Created 12-14-2015 03:06 PM
I'm trying to calculate an averange of randomForest predictions in Spark 1.3.1, since the predicted probability of all trees is available only in 1.5.0.
The best I could do until now is using the function below:
def calculaProbs(dados, modelRF): trees = modelRF._java_model.trees() nTrees = modelRF.numTrees() nPontos = dados.count() predictions = np.zeros(nPontos) for i in range(nTrees): dtm = DecisionTreeModel(trees[i]) predictions+= dtm.predict(dados.map(lambda x: x.features)).collect() predictions = predictions/nTrees return predictions
This code is running very slow, as expected, since I'm collecting (collect()) predictions from each Tree and adding them up in Driver. I cannot put the dtm.predit() inside a Map operation in this version of Spark. Here is the Note from documentation: "Note: In Python, predict cannot currently be used within an RDD transformation or action. Call predict directly on the RDD instead."
Any Idea to improve performance? How can I add values from 2 RDDs without collecting their values to a vector?

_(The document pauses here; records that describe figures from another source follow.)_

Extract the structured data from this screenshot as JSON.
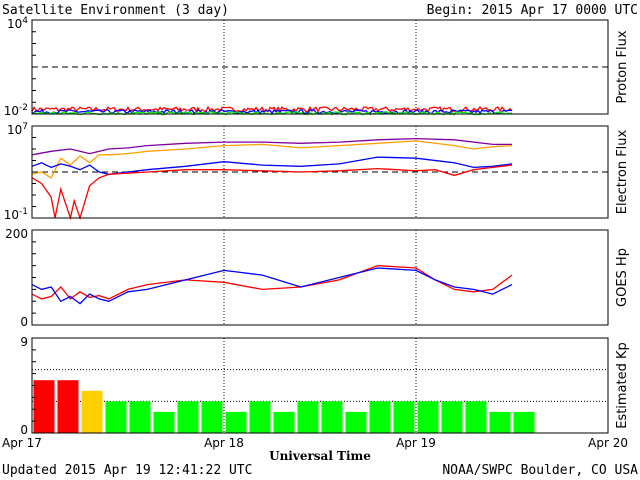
{
  "header": {
    "title": "Satellite Environment (3 day)",
    "begin": "Begin:  2015 Apr 17 0000 UTC"
  },
  "footer": {
    "updated": "Updated 2015 Apr 19 12:41:22 UTC",
    "credit": "NOAA/SWPC Boulder, CO USA",
    "xlabel": "Universal Time"
  },
  "x_ticks": [
    "Apr 17",
    "Apr 18",
    "Apr 19",
    "Apr 20"
  ],
  "chart_data": [
    {
      "type": "line",
      "ylabel": "Proton Flux",
      "yscale": "log",
      "ylim_exp": [
        -2,
        4
      ],
      "ytick_labels": [
        {
          "base": "10",
          "exp": "4"
        },
        {
          "base": "10",
          "exp": "-2"
        }
      ],
      "threshold_exp": 1,
      "x_days": [
        0,
        2.5
      ],
      "series": [
        {
          "color": "#ff0000",
          "level_exp": -1.7,
          "noise": 0.15
        },
        {
          "color": "#0000ff",
          "level_exp": -1.85,
          "noise": 0.12
        },
        {
          "color": "#00ee00",
          "level_exp": -1.95,
          "noise": 0.1
        }
      ]
    },
    {
      "type": "line",
      "ylabel": "Electron Flux",
      "yscale": "log",
      "ylim_exp": [
        -1,
        7
      ],
      "ytick_labels": [
        {
          "base": "10",
          "exp": "7"
        },
        {
          "base": "10",
          "exp": "-1"
        }
      ],
      "threshold_exp": 3,
      "series": [
        {
          "color": "#8000a0",
          "x": [
            0,
            0.1,
            0.2,
            0.3,
            0.4,
            0.5,
            0.6,
            0.8,
            1.0,
            1.2,
            1.4,
            1.6,
            1.8,
            2.0,
            2.2,
            2.4,
            2.5
          ],
          "y": [
            4.5,
            4.8,
            5.0,
            4.6,
            5.0,
            5.1,
            5.3,
            5.5,
            5.6,
            5.6,
            5.5,
            5.6,
            5.8,
            5.9,
            5.8,
            5.4,
            5.4
          ]
        },
        {
          "color": "#ffa000",
          "x": [
            0,
            0.05,
            0.1,
            0.15,
            0.2,
            0.25,
            0.3,
            0.35,
            0.4,
            0.5,
            0.6,
            0.8,
            1.0,
            1.2,
            1.4,
            1.6,
            1.8,
            2.0,
            2.2,
            2.3,
            2.4,
            2.5
          ],
          "y": [
            2.8,
            3.0,
            2.5,
            4.2,
            3.6,
            4.4,
            3.8,
            4.5,
            4.5,
            4.6,
            4.8,
            5.0,
            5.3,
            5.4,
            5.1,
            5.3,
            5.5,
            5.7,
            5.3,
            5.0,
            5.2,
            5.3
          ]
        },
        {
          "color": "#0000ff",
          "x": [
            0,
            0.05,
            0.1,
            0.15,
            0.2,
            0.25,
            0.3,
            0.35,
            0.4,
            0.6,
            0.8,
            1.0,
            1.2,
            1.4,
            1.6,
            1.8,
            2.0,
            2.2,
            2.3,
            2.4,
            2.5
          ],
          "y": [
            3.5,
            3.8,
            3.4,
            3.7,
            3.5,
            3.2,
            3.6,
            3.0,
            2.8,
            3.2,
            3.5,
            3.9,
            3.6,
            3.5,
            3.7,
            4.3,
            4.2,
            3.8,
            3.4,
            3.5,
            3.7
          ]
        },
        {
          "color": "#ff0000",
          "x": [
            0,
            0.05,
            0.1,
            0.12,
            0.15,
            0.2,
            0.22,
            0.25,
            0.3,
            0.35,
            0.4,
            0.6,
            0.8,
            1.0,
            1.2,
            1.4,
            1.6,
            1.8,
            2.0,
            2.1,
            2.2,
            2.3,
            2.4,
            2.5
          ],
          "y": [
            2.5,
            2.0,
            0.8,
            -1.0,
            1.5,
            -1.0,
            0.5,
            -1.0,
            1.8,
            2.5,
            2.8,
            3.0,
            3.2,
            3.2,
            3.1,
            3.0,
            3.1,
            3.3,
            3.1,
            3.2,
            2.7,
            3.2,
            3.4,
            3.6
          ]
        }
      ]
    },
    {
      "type": "line",
      "ylabel": "GOES Hp",
      "ylim": [
        0,
        200
      ],
      "ytick_labels": [
        "200",
        "0"
      ],
      "series": [
        {
          "color": "#ff0000",
          "x": [
            0,
            0.05,
            0.1,
            0.15,
            0.2,
            0.25,
            0.3,
            0.35,
            0.4,
            0.5,
            0.6,
            0.8,
            1.0,
            1.2,
            1.4,
            1.6,
            1.8,
            2.0,
            2.1,
            2.2,
            2.3,
            2.4,
            2.5
          ],
          "y": [
            65,
            55,
            60,
            80,
            55,
            70,
            58,
            62,
            55,
            75,
            85,
            95,
            90,
            75,
            80,
            95,
            125,
            120,
            95,
            75,
            70,
            75,
            105
          ]
        },
        {
          "color": "#0000ff",
          "x": [
            0,
            0.05,
            0.1,
            0.15,
            0.2,
            0.25,
            0.3,
            0.35,
            0.4,
            0.5,
            0.6,
            0.8,
            1.0,
            1.2,
            1.4,
            1.6,
            1.8,
            2.0,
            2.1,
            2.2,
            2.3,
            2.4,
            2.5
          ],
          "y": [
            85,
            75,
            80,
            50,
            60,
            45,
            65,
            55,
            50,
            70,
            75,
            95,
            115,
            105,
            80,
            100,
            120,
            115,
            95,
            80,
            75,
            65,
            85
          ]
        }
      ]
    },
    {
      "type": "bar",
      "ylabel": "Estimated Kp",
      "ylim": [
        0,
        9
      ],
      "ytick_labels": [
        "9",
        "0"
      ],
      "bar_width_hours": 3,
      "values": [
        5,
        5,
        4,
        3,
        3,
        2,
        3,
        3,
        2,
        3,
        2,
        3,
        3,
        2,
        3,
        3,
        3,
        3,
        3,
        2,
        2
      ],
      "colors": [
        "#ff0000",
        "#ff0000",
        "#ffd000",
        "#00ff00",
        "#00ff00",
        "#00ff00",
        "#00ff00",
        "#00ff00",
        "#00ff00",
        "#00ff00",
        "#00ff00",
        "#00ff00",
        "#00ff00",
        "#00ff00",
        "#00ff00",
        "#00ff00",
        "#00ff00",
        "#00ff00",
        "#00ff00",
        "#00ff00",
        "#00ff00"
      ]
    }
  ]
}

Created 12-14-2015 05:59 PM
To add two RDD values, the general approach is:
0. Convert the RDDs to pair RDD (key-value). You can use zipWithIndex() to do it if your RDD doesn't have implicit keys.
1. Do a union of the two RDDs
2. Do reduceByKey(_+_) on the new RDD
Don't use collect, it is slow and you'll be limited by the Driver memory anyway.

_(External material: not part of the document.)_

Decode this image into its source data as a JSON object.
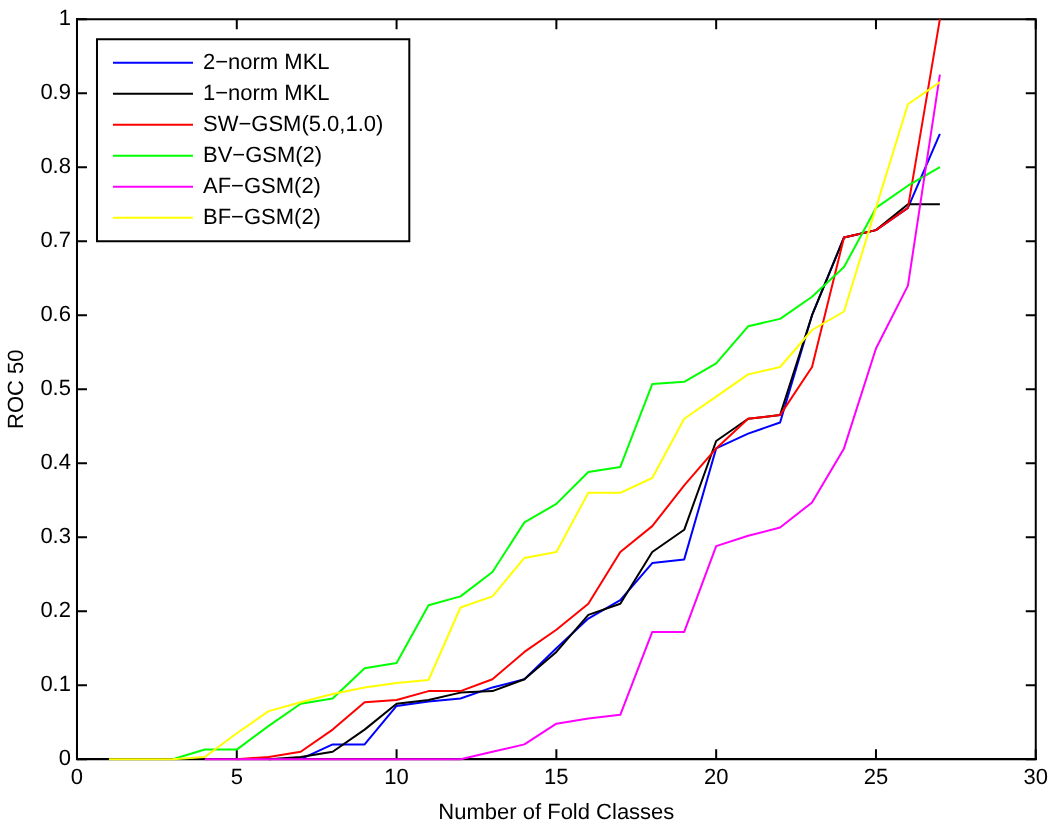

edit: see here for an example in Scala which you can adapt to Python: http://stackoverflow.com/questions/27395420/concatenating-datasets-of-different-rdds-in-apache-spark...
Created 12-14-2015 05:59 PM
To add two RDD values, the general approach is:
0. Convert the RDDs to pair RDD (key-value). You can use zipWithIndex() to do it if your RDD doesn't have implicit keys.
1. Do a union of the two RDDs
2. Do reduceByKey(_+_) on the new RDD
Don't use collect, it is slow and you'll be limited by the Driver memory anyway.
edit: see here for an example in Scala which you can adapt to Python: http://stackoverflow.com/questions/27395420/concatenating-datasets-of-different-rdds-in-apache-spark...
Created 12-15-2015 02:06 AM
How difficult is it for you to upgrade spark?
When you run spark on yarn (with hortonworks), the upgrade process is really simple, like the steps describe here:
http://hortonworks.com/hadoop-tutorial/apache-spark-1-5-1-technical-preview-with-hdp-2-3/
This is one of the advantages to run spark on yarn instead of spark standalone mode. Have you considered this option as well?
Created 12-15-2015 09:27 AM
From my own experience, Spark runs much faster in standalone mode. I tried a variety of configurations on Yarn, but I can't get same performance.
I'll try to upgrade. Is there a guide to standalone mode?